Monday, 8 November 2010

Bad Poems 3

I'm posting some very old poems that I wrote when I was 17 and 18. Some I knew were terrible at the time!

I think these two are both about a chap I dated briefly in my last year of high school. I'm positive we only snogged (badly), so why he deserved such vitriol I have no idea!

Malicious Verse

When you read this, if you can,
You will discover, nasty man,
That my opinion, you great nit,
Would be hard on a pail of shit.

You gross, slime-minded scummy toad,
So like what’s been smeared in the road,
Your stagnant, reeking, dirty thoughts
Would make a slug feel out of sorts.

Bile rises at the sight of you,
You uninspiring used tissue.
Oh, all in all you have less charm
Than bird droppings on a pig farm.

You’re utterly pathetic when
You try to act as other men:
Yes, all of you from head to toe
Is so repulsive, don’t you know.

Your feeble trying to impress
Makes all respect you even less.
Why don’t you just throw in the towel
Before frustration makes you howl.

I do not like you, you can tell,
So bugger off and go to hell.

April 1989


Ode to a moron

We heard a rumor just last week,
A tale that made us stop and shriek
With laughter, anger, shock and rage,
A story that would stun a sage.

It seems some stupid, macho prick,
Whose sad, self-centered, dumb and thick
Ideas would make a worm think twice
Before he sprung them ‘fore our eyes,

Has been spouting, throughout town,
A boast that proves him such a clown.
He says that at the Social he,
All innocence and purity,

Was pestered, hounded, set upon
‘Til all his patience was quite gone.
It seems that two of his “old flames”
Succumbed to passion and played games

With his emotions, and the night
Soon lost all joy and all delight.
The Social seemed quite drab and grim
With these two hussies chasing him.

He said this to a friend of ours
Who straight collapsed with mirth for hours,
Because she knows, as do we all,
This brain-dead twerp does not hold thrall

O’er either of us two, and we,
Although receiving this with glee,
Were also upset and incensed
At his guy’s cheek and felt most tense.

We then conspired together to
Choose fitting penance just for you
And thus wrote this, so from now on
Do kindly take the hint, moron.

May 1989

4 comments:

waterbob said...

Another couple of good ones Chick.

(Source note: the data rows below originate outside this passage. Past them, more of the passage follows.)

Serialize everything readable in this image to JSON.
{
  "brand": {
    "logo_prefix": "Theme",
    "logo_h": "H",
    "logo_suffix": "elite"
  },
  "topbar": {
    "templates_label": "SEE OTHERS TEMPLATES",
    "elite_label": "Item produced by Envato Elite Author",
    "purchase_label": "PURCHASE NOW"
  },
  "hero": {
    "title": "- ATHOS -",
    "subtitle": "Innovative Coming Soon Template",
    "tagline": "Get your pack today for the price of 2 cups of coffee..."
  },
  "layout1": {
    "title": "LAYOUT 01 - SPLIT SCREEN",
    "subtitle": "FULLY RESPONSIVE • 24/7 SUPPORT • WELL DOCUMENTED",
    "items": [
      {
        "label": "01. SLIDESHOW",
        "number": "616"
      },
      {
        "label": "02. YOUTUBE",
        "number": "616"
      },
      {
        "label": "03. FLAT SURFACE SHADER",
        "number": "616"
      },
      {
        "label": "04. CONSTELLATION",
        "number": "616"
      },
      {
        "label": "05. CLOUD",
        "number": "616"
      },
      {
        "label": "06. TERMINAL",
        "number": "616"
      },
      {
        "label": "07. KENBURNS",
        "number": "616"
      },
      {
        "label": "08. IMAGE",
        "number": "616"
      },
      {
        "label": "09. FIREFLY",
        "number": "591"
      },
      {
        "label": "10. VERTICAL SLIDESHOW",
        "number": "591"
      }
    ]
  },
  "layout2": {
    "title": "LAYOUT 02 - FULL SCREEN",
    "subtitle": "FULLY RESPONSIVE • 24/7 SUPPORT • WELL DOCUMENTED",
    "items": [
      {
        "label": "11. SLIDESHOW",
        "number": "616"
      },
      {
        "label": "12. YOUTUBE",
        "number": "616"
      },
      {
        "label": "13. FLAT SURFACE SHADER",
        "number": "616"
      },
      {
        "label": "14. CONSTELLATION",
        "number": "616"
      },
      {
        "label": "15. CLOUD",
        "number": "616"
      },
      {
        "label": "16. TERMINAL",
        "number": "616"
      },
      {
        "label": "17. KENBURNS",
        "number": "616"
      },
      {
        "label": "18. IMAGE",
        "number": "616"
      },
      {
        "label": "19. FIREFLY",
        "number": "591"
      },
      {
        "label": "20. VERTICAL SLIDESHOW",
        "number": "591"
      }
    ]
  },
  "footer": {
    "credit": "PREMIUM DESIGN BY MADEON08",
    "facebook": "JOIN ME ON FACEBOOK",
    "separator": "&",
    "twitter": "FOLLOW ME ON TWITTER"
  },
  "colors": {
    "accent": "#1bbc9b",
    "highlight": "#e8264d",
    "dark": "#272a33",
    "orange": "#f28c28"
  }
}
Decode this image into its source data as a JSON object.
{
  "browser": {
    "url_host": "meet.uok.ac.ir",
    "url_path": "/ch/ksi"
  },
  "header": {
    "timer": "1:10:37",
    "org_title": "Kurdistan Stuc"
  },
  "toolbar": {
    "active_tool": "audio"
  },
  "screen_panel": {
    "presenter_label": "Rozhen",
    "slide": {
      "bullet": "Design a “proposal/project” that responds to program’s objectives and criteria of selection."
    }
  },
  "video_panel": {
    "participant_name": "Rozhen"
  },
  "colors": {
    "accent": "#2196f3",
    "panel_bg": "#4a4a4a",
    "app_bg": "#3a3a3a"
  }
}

It's amazing how being rude flows off the page, that's just the way I like my country songs and probably why I enjoyed your poetry as well.

Janey said...

Wow! How about doing one about Julius Malema? Nothing else gets through his thick skin, but a poem from you might do the trick!

greytonsal said...

Golly, golly, gosh! Loved the vitriol flowing like snake venom! Glad I was not at the other end! But loved the verse too, doesn't it feel nice to be able sound off and still be clever!

Lisa said...

ahahahah! You are SO very clever! I love this.